I gathered the troops for another reunion, now close to 39 years since we first formed. It was a long day with a three and a half hour rehearsal for the night’s show, and the first one with Reid coming in from NH. We had several splintered rehearsals over the last few months with some new tunes, but today we put them all together. I particularly enjoy the banter that goes on as we put tunes together and I remarked that it was good to get the cussing out before we went public later on.

There was a good house for the show, with many familiar faces from gigs gone by, and though we we’re as tight as we used to be, the stage communication was good and the humor flowed as well.

I had put together some of my newer tunes like Ireland, False from True, Santa Assassin and Lessons from Pete, all of which we did remarkably well, especially the Pete tune. I put together the two sets and the leads were spread nicely around, Reid’s nasty guitar and crazed vocals, Hub’s Texas Swing tunes and his Leon Russell “Song for You”, Jeff’s “I’m an Old Cowhand” on guitar, Chris’s steel and Kris’s solid bass. Peggy Salvatore opened the second set with two fine tunes. The good cheer was in the house and we fed off the audience. We had great feedback from everyone and each other. A rich performing experience.

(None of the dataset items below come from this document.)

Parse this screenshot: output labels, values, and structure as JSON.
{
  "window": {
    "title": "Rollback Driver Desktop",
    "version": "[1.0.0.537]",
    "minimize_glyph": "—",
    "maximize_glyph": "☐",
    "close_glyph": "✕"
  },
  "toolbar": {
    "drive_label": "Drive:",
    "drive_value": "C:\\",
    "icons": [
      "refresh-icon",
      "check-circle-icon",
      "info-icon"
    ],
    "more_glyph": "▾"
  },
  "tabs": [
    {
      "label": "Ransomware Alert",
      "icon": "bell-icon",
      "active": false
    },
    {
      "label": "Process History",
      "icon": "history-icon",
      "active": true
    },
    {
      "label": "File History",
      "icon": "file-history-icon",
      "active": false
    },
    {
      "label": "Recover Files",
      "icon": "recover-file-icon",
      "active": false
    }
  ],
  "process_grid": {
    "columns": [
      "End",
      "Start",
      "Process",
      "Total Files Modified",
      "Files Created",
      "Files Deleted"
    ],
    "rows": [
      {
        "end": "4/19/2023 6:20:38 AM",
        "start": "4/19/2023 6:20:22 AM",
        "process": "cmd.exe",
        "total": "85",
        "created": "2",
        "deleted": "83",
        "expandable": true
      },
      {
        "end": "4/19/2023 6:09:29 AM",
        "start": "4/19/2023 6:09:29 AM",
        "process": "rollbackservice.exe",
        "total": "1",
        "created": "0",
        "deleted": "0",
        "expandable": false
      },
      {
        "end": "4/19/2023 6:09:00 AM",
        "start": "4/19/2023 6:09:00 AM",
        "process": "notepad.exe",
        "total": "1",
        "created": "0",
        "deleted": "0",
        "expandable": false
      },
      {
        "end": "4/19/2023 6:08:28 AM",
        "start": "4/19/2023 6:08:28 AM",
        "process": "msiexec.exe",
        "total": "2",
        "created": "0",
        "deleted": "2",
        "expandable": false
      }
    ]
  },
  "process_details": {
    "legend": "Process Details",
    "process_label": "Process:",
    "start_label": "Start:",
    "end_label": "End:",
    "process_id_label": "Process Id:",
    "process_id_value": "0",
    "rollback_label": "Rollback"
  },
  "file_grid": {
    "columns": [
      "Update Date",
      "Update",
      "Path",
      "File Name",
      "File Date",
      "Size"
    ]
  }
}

Chris Jones suggested we do “Yulesville”, an odd beatnik version of “The Night Before Christmas”. Hub brought berets and shades, the band played a perfectly nebulous jazz riff and I delivered the poem. It came off very cool and definitely in the Steppin’ Out! tradition of performance art. I was really proud that we delivered some new stuff to go along with some old favorites.

I was exhausted at the end, but a good exhaustion. There was no sound tech for the evening so we had to fly by the seat of our pants, and, unfortunately, the recording of the evening suffered. I feel that some of my projects here on stage still lack a little hometown support and there were few fellow players in the audience (with the major exception of Steve Brosky!). People have no idea how good this band was, and continues to be.

I was quite concerned with our former bass player Denny who was unable to play last year and was uneven the year before. In order to do the gig, I asked Kris Kehr to fill in and he was tickled to do it and did it well. This year, Denny popped up saying he wished he had been asked and I told Denny that I was sorry but I had committed to Kris. I offered him a slot to sit in and a few days before the gig, he emailed that he had practiced all the material and was ready to go. I felt quite uncomfortable in this situation, as did the band. As it turns out, Denny didn’t show up. It would have been very difficult for him in many ways – to play bass and sing after a long layoff, and, perhaps more importantly, be in the house and not play. Next year, I will try to navigate this better.